Menurutnya, bupati boleh
ambil keputusan pemberhentian kalau sang kades terlilit kasus narkoba, operasi
tangkap tangan maupun pembunuhan. Sesuai mekanisme, pemecatan perangkat desa maupun
pengehntian atau apapun sejenisnya harus melalui BPD setempat. “Ini tarada,
begitu dengar langsung angkat Plt. Harusnya sekertaris desa ditunjuk Plt, bukan
angkat orang luar. Pemberhentian sementara ini ujung-ujungnya berlaku selamanya,” katanya.
Kepala DPMD Asnath Sowo
membantah adanya inprosedural. Dia mengatakan, dasar pemecatan itu tentang
kewajiban kepala desa sebagai upaya penyelenggaraan pemerintahan yang baik
dalam mengelola keuangan dan aset desa.
“Dalam Pasal 75 juga
mengatakan menyalahgunakan wewenang hak dan atau kewajiban lainnya. Inilah yang
menjadi dasar kami karena memang sistem pengolahan keuangan desa sudah diatur
dalam Permendagri nomor 20 tahun 2018 yang sebelumnya menggunakan Permendagri No
113,” kilahnya.
Asnath bilang, selain
mewujudkan good govemence, pemecatan
itu untuk memenuhi permintaan warga Tedeng soal subtansi norma pertanggungjawaban.
“Sehingga diterbitkanlah
SK pemberhentian sementara dalam rangka pembenahan dan evaluasi yang
bersangkutan untuk memenuhi standar-standar norma pertanggungjawaban sehingga
dalam APBDes 2018 ini di penuhi,” katanya. “Saat Kades menerima Laporan Hasil
Pemeriksaan (LHP) saya secara pribadi berulang-ulang kali bilang ke kades
harus sampaikan tanggapan”.
Disisi lain, warga Desa
Tedeng justru mempertanyakan legalitas SK Bupati Danny Missy soal pemberhentian
sementara. Donal Bunga, salah satu warga Tedeng menyebut pemerintah daerah
seakan-akan memainkan peran. “Ini Cuma masalah
administrasi,” sebut Donal dalam RDP bersama DPRD Halbar Rabu tadi.
Dia mengatakan,
pengalihan anggaran Rp 100 juta untuk pembayaran lahan sudah disepakati bersama
dalam musyawarah antara kades maupun warga setempat.
“Nomenklaturnya memang pekerjaan
rumah adat sasadu.

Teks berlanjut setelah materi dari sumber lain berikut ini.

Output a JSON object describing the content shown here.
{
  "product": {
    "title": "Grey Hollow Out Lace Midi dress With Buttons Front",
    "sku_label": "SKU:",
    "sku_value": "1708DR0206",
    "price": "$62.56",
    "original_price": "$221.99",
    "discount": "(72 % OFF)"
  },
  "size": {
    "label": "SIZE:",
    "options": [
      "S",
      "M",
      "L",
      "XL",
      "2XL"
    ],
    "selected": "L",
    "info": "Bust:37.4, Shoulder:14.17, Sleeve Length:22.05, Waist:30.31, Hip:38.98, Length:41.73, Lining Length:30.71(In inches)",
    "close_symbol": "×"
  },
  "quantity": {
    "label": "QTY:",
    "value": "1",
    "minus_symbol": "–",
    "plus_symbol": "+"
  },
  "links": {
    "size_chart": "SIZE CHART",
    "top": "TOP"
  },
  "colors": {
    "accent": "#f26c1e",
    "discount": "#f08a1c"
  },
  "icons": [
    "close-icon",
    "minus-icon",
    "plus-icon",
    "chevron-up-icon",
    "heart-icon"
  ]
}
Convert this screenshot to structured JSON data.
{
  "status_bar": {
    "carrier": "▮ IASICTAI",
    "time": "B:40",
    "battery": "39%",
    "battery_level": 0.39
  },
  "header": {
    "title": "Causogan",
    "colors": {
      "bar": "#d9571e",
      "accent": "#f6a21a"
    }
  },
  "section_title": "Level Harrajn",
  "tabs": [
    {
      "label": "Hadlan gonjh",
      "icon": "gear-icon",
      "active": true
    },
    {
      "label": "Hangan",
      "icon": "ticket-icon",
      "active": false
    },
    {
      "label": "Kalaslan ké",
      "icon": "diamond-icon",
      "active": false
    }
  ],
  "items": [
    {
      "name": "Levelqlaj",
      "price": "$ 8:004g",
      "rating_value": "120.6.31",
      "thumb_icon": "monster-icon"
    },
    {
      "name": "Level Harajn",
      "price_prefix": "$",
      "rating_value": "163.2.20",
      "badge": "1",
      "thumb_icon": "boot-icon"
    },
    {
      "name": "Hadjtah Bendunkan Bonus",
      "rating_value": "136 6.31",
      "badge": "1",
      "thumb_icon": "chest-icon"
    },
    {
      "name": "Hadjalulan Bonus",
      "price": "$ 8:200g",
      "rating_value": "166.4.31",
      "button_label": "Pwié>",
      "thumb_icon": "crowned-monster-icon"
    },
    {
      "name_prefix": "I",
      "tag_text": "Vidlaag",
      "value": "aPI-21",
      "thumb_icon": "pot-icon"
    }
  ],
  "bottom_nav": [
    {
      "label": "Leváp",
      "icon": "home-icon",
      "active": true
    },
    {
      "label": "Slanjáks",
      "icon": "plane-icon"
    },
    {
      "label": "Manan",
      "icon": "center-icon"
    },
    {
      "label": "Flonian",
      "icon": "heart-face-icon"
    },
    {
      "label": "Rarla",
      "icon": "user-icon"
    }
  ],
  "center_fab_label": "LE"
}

Tapi setelah musyawarah uang itu dialihkan untuk bayar lahan, jadi sudah tidak ada masalah,” katanya.
“Inspektorat, ngoni (kalian) anggap BPD iti apa ?. Surat
peringatan ngoni kasih itu tidak
diketahui BPD, kok tiba-tiba ada SK pemberhentian sementara kades ?, dapa referensi dari mana ?,”
sambungnya. (brn/red)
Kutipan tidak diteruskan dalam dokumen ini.